Read on to discover 4 ways that you can beat the new credit card fees.
1. Let competition be your friend
The settlement gave retailers the right to charge customers a surcharge for paying with a credit card, but that doesn’t mean that they have to or that they will. Some businesses are bound to think it’s more advantageous to not charge the checkout fee to retain customers. Reward those businesses with your hard earned money.
The only stores that will be able to get away with the checkout fees are ones with limited to no competition nearby. Those types of stores are often ones that exist in extremely rural areas or sell a unique item that you can’t get from your local mass merchandiser. If that’s the case, it’s really more of a convenience fee and some careful planning can help you avoid those stores all together.
2. Resist the urge to use that rewards card
Rewards cards often have the highest interchange fees, so merchants may be hard pressed to soak up the cost of allowing customers to use these types of cards. If that’s the case, you may have to decide if your rewards are worth the extra 4% charge you’ll face at the register. If not, you might want to skip the rewards card and use a plain old credit card instead.
3. Don’t accept the fees just yet
The agreement between various credit issuers is inconsistent, and all of the major credit card companies and merchants have different sets of rules that they need to follow. If a retailer accepts all types of credit cards, they will be allowed to charge a surcharge on Visa and Mastercard, but not American Express. This gets tricky for not only customers, but retailers as well.

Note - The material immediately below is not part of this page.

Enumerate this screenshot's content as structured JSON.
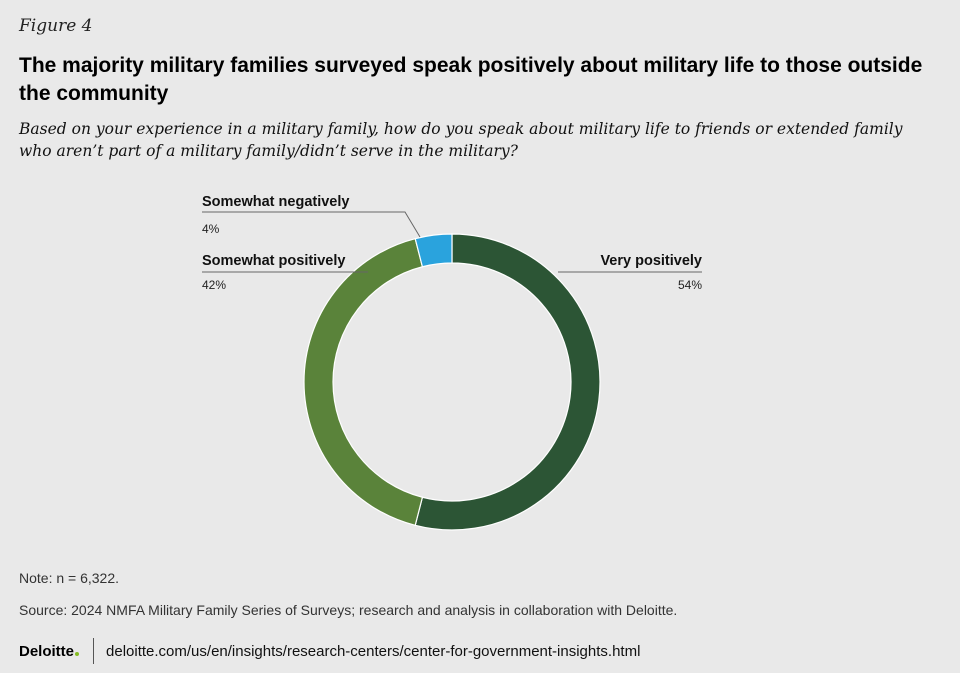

It’s not just credit card companies that aren’t pleased with the agreement. Retailers are also unhappy with the way things turned out. Some of the biggest retailers such as Target and Home Depot aren’t on board with the settlement and all of it’s many parts that go far beyond additional fees.
4. Say no to fees
Instead of accepting the fees, choose to do your shopping in a state that banned them. There are 10 states in total that have outlawed these interchange fees. The states are: California, Connecticut, New York, Massachusetts, Maine, Kansas, Colorado, Florida, Oklahoma and Texas. Do your shopping in one of those states if you can and say no to the new fees.
Credit card fees can quickly add up. Get informed of changes headed your way and make a plan to stay ahead of rising costs.